"Crappy Feet", and Sodenberg does Fritz Lang
I'm sure it's fine for kids and is otherwise entertaining. But I was totally "meh" about it. I didn't read up on any of the aspects of how it was produced, but when I saw the credits roll with all the motion capture details therein, I was like "yeah, figures.
I guess I have a bit of an anti-mo-cap bias. I'm all for shortcuts as a means to an end, but frankly, the whole exercise was a lifeless, overwrought ball of "ooh-this-will-be-cool", with precious little attention paid to making "life" out of a bunch of pixels. Pixar can do it.
*[EDIT: Factual errors corrected in the comments]
Well, it had a few minor moments and all, but from the very first lame musical "mashup", I could tell that a committee was in charge and that any little glimmer of "soul" was going to be a total accident. It's true that technically, there's some extremely impressive modelling and motion and effects. But like I've said many times before, I would have been impressed 10 years ago. Nowadays, not so much. Money != storytelling.
Back to the total opposite of mo-capped computer-generated mediocraty, Stephen Sodenberg goes and proves that he's an even bigger technique whore than I am, and I'm loving every minute of it. "The Good German" is like a post-modern post-war pre-noir 1940's thriller kind of experience, where he gets his chance to put George Clooney in a sharp uniform and subject him to even sharper key lighting in a classic 4:3 high-contrast B&W homage to Fritz Lang and Casablanca and a myriad of old-skool 40's Hollywood post-war classics.
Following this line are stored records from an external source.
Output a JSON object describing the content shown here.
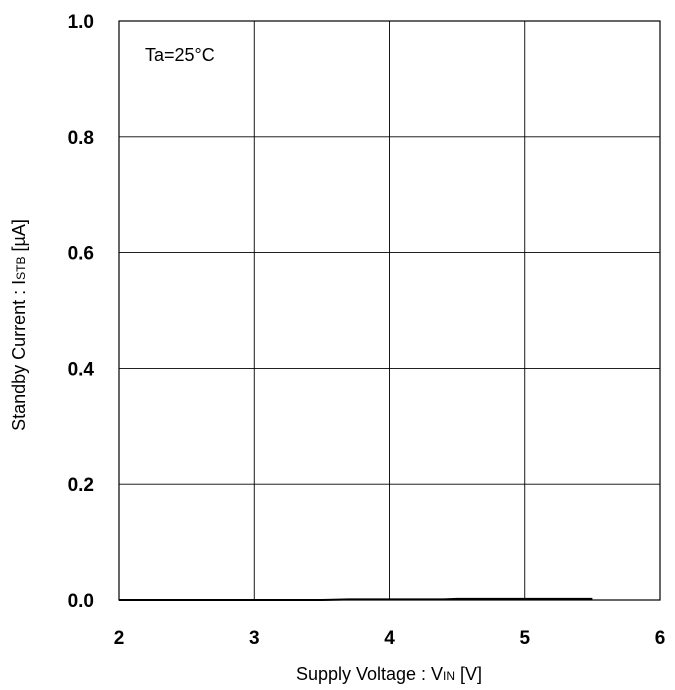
{
  "chart_data": {
    "type": "line",
    "title": "",
    "xlabel": {
      "main": "Supply Voltage : V",
      "sub": "IN",
      "unit": " [V]"
    },
    "ylabel": {
      "main": "Standby Current : I",
      "sub": "STB",
      "unit": " [µA]"
    },
    "xlim": [
      2,
      6
    ],
    "ylim": [
      0.0,
      1.0
    ],
    "x_ticks": [
      2,
      3,
      4,
      5,
      6
    ],
    "y_ticks": [
      0.0,
      0.2,
      0.4,
      0.6,
      0.8,
      1.0
    ],
    "x_tick_labels": [
      "2",
      "3",
      "4",
      "5",
      "6"
    ],
    "y_tick_labels": [
      "0.0",
      "0.2",
      "0.4",
      "0.6",
      "0.8",
      "1.0"
    ],
    "grid": true,
    "annotations": [
      {
        "text": "Ta=25°C"
      }
    ],
    "series": [
      {
        "color": "#000000",
        "x": [
          2.0,
          2.5,
          3.0,
          3.5,
          3.7,
          4.0,
          4.4,
          4.5,
          5.0,
          5.5
        ],
        "y": [
          0.0,
          0.0,
          0.0,
          0.0,
          0.001,
          0.001,
          0.001,
          0.002,
          0.002,
          0.002
        ]
      }
    ]
  }
}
The sets were soundstage or local, the lighting and lensing and recording was straight out of the era, and the cinematic tropes were classic and familiar.
Yet, they were twisted just enough to give it a modern edge. The message and the moral were classic, but totally antithises to the blissfull propagandizing of the time. The grim details and little touches of post-surrender bombed-out Berlin during the Potsdam conference spoke volumes to the fact that the end of that colossal conflict was quite a mess indeed. The sorts of things that were romanticized back in the day were turned upside-down a little; yet the core of the story was still classically romanticized in and of itself, but with a dark noir-ish sensibility.
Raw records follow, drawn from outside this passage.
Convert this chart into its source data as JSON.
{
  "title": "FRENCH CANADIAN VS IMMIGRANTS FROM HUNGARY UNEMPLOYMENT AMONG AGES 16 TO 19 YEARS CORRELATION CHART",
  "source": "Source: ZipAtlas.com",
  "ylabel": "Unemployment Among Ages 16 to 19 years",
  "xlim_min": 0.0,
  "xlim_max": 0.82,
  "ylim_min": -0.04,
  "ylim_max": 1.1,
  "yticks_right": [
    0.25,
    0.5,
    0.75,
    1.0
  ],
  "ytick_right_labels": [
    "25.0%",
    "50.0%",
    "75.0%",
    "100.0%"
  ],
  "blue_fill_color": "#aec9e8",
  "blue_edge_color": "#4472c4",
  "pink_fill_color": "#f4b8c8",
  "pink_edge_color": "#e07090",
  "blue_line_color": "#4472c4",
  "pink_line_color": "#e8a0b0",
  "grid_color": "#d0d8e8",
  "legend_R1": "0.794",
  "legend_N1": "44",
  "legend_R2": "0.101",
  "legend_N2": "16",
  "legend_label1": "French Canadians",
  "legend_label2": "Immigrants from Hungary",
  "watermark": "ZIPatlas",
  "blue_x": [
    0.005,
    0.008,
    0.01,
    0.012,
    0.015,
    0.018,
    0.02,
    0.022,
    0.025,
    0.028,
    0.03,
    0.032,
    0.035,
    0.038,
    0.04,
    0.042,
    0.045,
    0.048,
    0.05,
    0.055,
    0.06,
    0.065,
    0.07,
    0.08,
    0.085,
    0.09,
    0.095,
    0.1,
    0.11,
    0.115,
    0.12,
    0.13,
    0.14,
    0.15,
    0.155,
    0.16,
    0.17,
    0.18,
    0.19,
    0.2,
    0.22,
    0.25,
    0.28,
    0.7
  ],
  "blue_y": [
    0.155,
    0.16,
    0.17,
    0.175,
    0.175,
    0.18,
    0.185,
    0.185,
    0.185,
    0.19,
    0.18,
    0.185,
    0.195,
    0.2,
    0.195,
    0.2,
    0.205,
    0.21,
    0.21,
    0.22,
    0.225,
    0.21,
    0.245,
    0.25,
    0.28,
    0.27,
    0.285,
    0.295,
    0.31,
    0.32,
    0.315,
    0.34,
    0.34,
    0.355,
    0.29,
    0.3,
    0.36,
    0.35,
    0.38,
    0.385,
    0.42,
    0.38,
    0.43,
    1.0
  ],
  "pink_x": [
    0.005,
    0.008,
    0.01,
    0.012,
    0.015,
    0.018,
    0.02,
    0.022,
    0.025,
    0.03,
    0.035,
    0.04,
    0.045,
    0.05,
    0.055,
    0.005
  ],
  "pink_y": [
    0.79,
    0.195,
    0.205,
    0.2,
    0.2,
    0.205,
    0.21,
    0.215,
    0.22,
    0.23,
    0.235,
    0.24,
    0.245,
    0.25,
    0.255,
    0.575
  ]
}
Again, it comes down to the old-skool technique, and Sodenberg lovingly makes that one of the stars of his film, almost overshadowing Clooney, but totally glorifying Cate Blanchett's post-modern Marlene Dietrich resurrection along the way. It's a grand bit of geek-out that challenges you to name every single historical title being quoted (I'm not up to that task myself), and it's a heck of a bit of entertainment while it's doing it.